Similar plans are underway here. Why is the Times asking those tech giants to comment? It’s a brand of mild but overt bullying.

Why don’t you ban this misinformation?

Even brighter? Why don’t Brookings or The Times defend their hard work on a general radio show, so fans of the show can learn more about so-called “misinformation?” Why pass up that golden opportunity if you are confident in your truth?

The push to ban “misinformation” is both transparent and dishonest. For starters, none of the agencies trying to combat Fake News have pointed out the “View”.

It’s one of the most interesting cartoon scam in a media context, shared on a major television network. This is just one of many examples.

The show’s tragedy of flaws ranges from silly culture war clashes to serious topics like pandemics. However, The New York Times does not criticize the strongly liberal program for spreading “misinformation”.

That is another story.

The newspaper also did not reflect on its misrepresentation of the Russian collusion hoax. Instead, August shop double down on false statements.

This is not about “misinformation”. It’s about defending fancy libertarian stories and punishing parties that oppose them with truth and logic.

In terms of pop culture, “Private American” sheds light on how drug cartels and rapists rampage along the porous US/Mexico border.
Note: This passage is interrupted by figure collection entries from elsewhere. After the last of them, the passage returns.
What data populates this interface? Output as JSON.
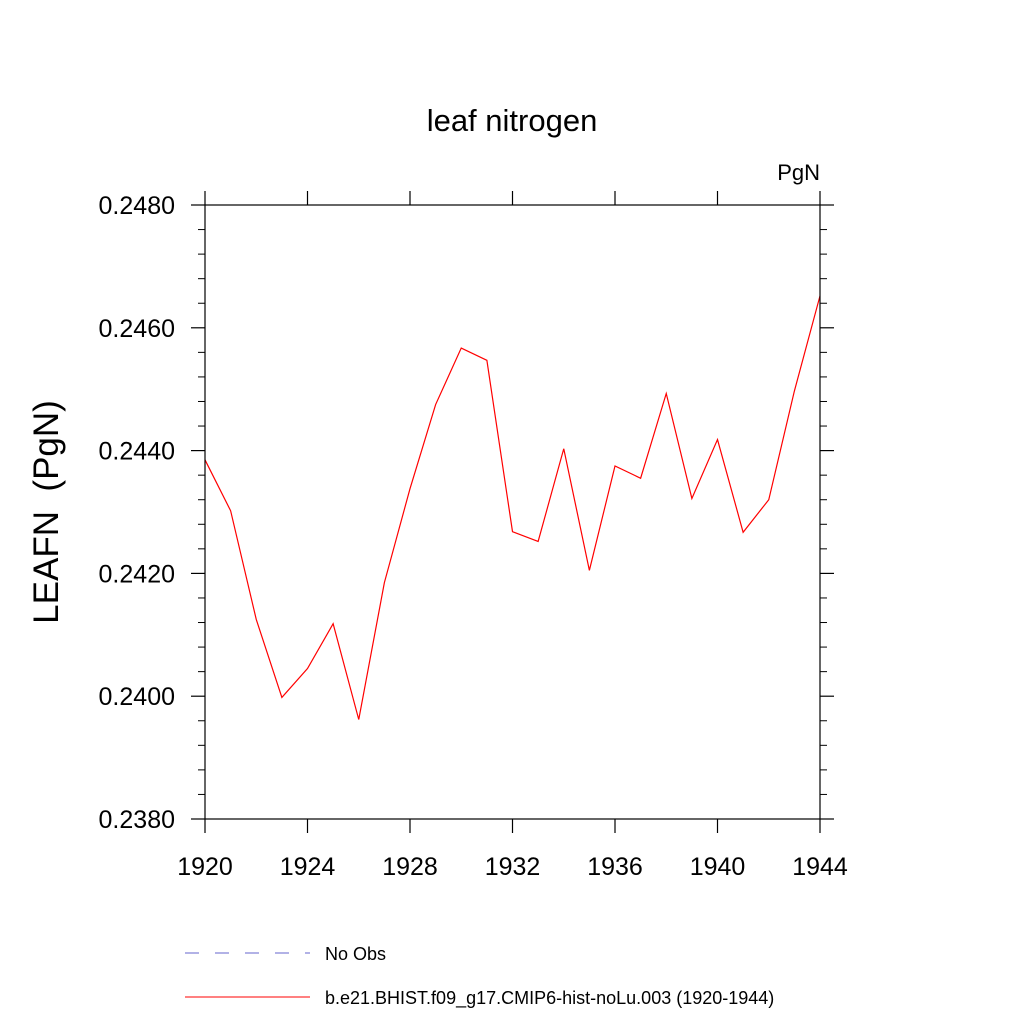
{
  "chart_data": {
    "type": "line",
    "title": "leaf nitrogen",
    "units": "PgN",
    "ylabel": "LEAFN  (PgN)",
    "xlabel": "",
    "xlim": [
      1920,
      1944
    ],
    "ylim": [
      0.238,
      0.248
    ],
    "x_ticks": [
      1920,
      1924,
      1928,
      1932,
      1936,
      1940,
      1944
    ],
    "x_tick_labels": [
      "1920",
      "1924",
      "1928",
      "1932",
      "1936",
      "1940",
      "1944"
    ],
    "y_ticks": [
      0.238,
      0.24,
      0.242,
      0.244,
      0.246,
      0.248
    ],
    "y_tick_labels": [
      "0.2380",
      "0.2400",
      "0.2420",
      "0.2440",
      "0.2460",
      "0.2480"
    ],
    "grid": false,
    "legend_position": "bottom",
    "series": [
      {
        "name": "b.e21.BHIST.f09_g17.CMIP6-hist-noLu.003 (1920-1944)",
        "color": "#ff0000",
        "dash": "solid",
        "x": [
          1920,
          1921,
          1922,
          1923,
          1924,
          1925,
          1926,
          1927,
          1928,
          1929,
          1930,
          1931,
          1932,
          1933,
          1934,
          1935,
          1936,
          1937,
          1938,
          1939,
          1940,
          1941,
          1942,
          1943,
          1944
        ],
        "values": [
          0.24385,
          0.24302,
          0.24125,
          0.23998,
          0.24045,
          0.24118,
          0.23962,
          0.24185,
          0.24338,
          0.24475,
          0.24567,
          0.24547,
          0.24268,
          0.24252,
          0.24403,
          0.24205,
          0.24375,
          0.24355,
          0.24493,
          0.24322,
          0.24418,
          0.24267,
          0.2432,
          0.24497,
          0.24652
        ]
      }
    ],
    "legend": [
      {
        "label": "No Obs",
        "color": "#6666cc",
        "dash": "dashed"
      },
      {
        "label": "b.e21.BHIST.f09_g17.CMIP6-hist-noLu.003 (1920-1944)",
        "color": "#ff0000",
        "dash": "solid"
      }
    ]
  }
}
So be silent.

“The Clay & Buck Show” soon questioned government decrees related to the pandemic, from the effectiveness of vaccines to questionable mask regulations.

The servers were right on many fronts. They must also be silent.

This is the Left trying to silence the Right… or anyone willing to question the official accounts. That includes leftist characters like Roganjournalist Matt Taibbi, comedian Brand russell and more.

Rogan emerged victorious, in part because Spotify CEO Daniel Ek wouldn’t bow to the Cancel Culture crowd. Podcasters were in luck. Not every CEO has the backbone and stomach to resist the censorship mob of the Left.

Sooner or later, the Left’s quest to quell dissenting voices will bear fruit.